Laparoscopic versus open living-donor nephrectomy: experiences from a prospective, randomized, single-center study focusing on donor safety

Affiliations
Clinical Trial

Laparoscopic versus open living-donor nephrectomy: experiences from a prospective, randomized, single-center study focusing on donor safety

Ole Øyen et al. Transplantation. .

Abstract

Background: Very few randomized studies on laparoscopic (L) versus open (O) living-donor nephrectomy (LDN) have been presented. The largest randomized series reported so far included 80 donors. In 2000, an Australian safety group concluded that the evidence base for L-LDN is inadequate to make recommendations regarding safety and efficacy.

Methods: With this background, at our single national center, 122 donors were randomized to left-sided L-LDN (n=63) or O-LDN (n=59), from February 2001 to May 2004. This article summarizes our experiences, in particular regarding complications and safety.

Results: There were significant differences in favor of O-LDN regarding operative time, warm ischemia time, and vessel lengths, whereas the analgesic requirements and pain data were significantly in favor of the laparoscopic procedure. In the L-LDN group, there were five major postoperative complications resulting in reoperations (8%), including two intestinal perforations. No major complications occurred in the O-LDN group.
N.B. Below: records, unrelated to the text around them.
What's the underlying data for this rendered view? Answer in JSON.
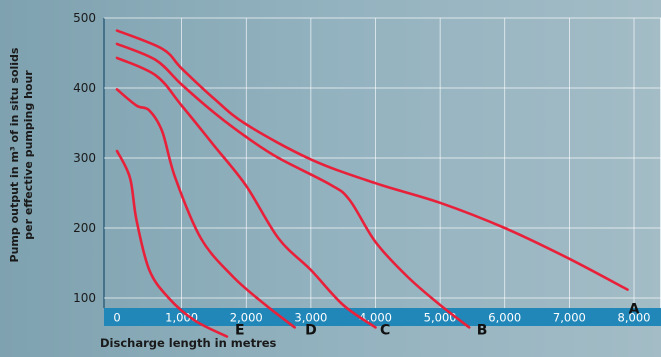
{
  "chart_data": {
    "type": "line",
    "title": "",
    "ylabel_line1": "Pump output in m³ of in situ solids",
    "ylabel_line2": "per effective pumping hour",
    "xlabel": "Discharge length in metres",
    "xlim": [
      0,
      8000
    ],
    "ylim": [
      0,
      500
    ],
    "x_ticks": [
      {
        "value": 0,
        "label": "0"
      },
      {
        "value": 1000,
        "label": "1,000"
      },
      {
        "value": 2000,
        "label": "2,000"
      },
      {
        "value": 3000,
        "label": "3,000"
      },
      {
        "value": 4000,
        "label": "4,000"
      },
      {
        "value": 5000,
        "label": "5,000"
      },
      {
        "value": 6000,
        "label": "6,000"
      },
      {
        "value": 7000,
        "label": "7,000"
      },
      {
        "value": 8000,
        "label": "8,000"
      }
    ],
    "y_ticks": [
      {
        "value": 100,
        "label": "100"
      },
      {
        "value": 200,
        "label": "200"
      },
      {
        "value": 300,
        "label": "300"
      },
      {
        "value": 400,
        "label": "400"
      },
      {
        "value": 500,
        "label": "500"
      }
    ],
    "grid": true,
    "line_color": "#e8203a",
    "axis_band_color": "#2186b8",
    "series": [
      {
        "name": "A",
        "x": [
          0,
          700,
          1000,
          1500,
          2000,
          3000,
          4000,
          5000,
          6000,
          7000,
          7900
        ],
        "y": [
          482,
          456,
          428,
          385,
          348,
          298,
          264,
          236,
          200,
          156,
          112
        ]
      },
      {
        "name": "B",
        "x": [
          0,
          600,
          1000,
          1500,
          2000,
          2500,
          3300,
          3600,
          4000,
          4500,
          5000,
          5450
        ],
        "y": [
          463,
          440,
          405,
          365,
          330,
          300,
          262,
          240,
          180,
          130,
          90,
          58
        ]
      },
      {
        "name": "C",
        "x": [
          0,
          600,
          1000,
          1500,
          2000,
          2500,
          3000,
          3500,
          4000
        ],
        "y": [
          443,
          418,
          375,
          318,
          260,
          185,
          140,
          90,
          58
        ]
      },
      {
        "name": "D",
        "x": [
          0,
          300,
          500,
          700,
          900,
          1300,
          1800,
          2300,
          2750
        ],
        "y": [
          398,
          375,
          368,
          338,
          272,
          185,
          130,
          90,
          58
        ]
      },
      {
        "name": "E",
        "x": [
          0,
          200,
          300,
          500,
          800,
          1200,
          1700
        ],
        "y": [
          310,
          272,
          212,
          140,
          100,
          68,
          45
        ]
      }
    ],
    "series_label_positions": [
      {
        "name": "A",
        "x": 8000,
        "y": 78
      },
      {
        "name": "B",
        "x": 5650,
        "y": 48
      },
      {
        "name": "C",
        "x": 4150,
        "y": 48
      },
      {
        "name": "D",
        "x": 3000,
        "y": 48
      },
      {
        "name": "E",
        "x": 1900,
        "y": 48
      }
    ]
  }
}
Conclusions: These results from our randomized study do suggest that conventional O-LDN is a very secure procedure, superior to L-LDN regarding donor safety. There has been an unacceptably high rate of reoperations in our L-LDN series but without mortality or significant sequelae. A careful look at some other L-LDN series also suggests increased morbidity/mortality. Our data do, however, support the view that a perfect, uncomplicated L-LDN appears to be the superior procedure, and the laparoscopic procedure is still evolving. Donor safety may be improved by avoiding obese donors, stapling of the renal artery (not clipping), and perhaps by hand assistance. Furthermore, we will consider the retroperitoneal approach.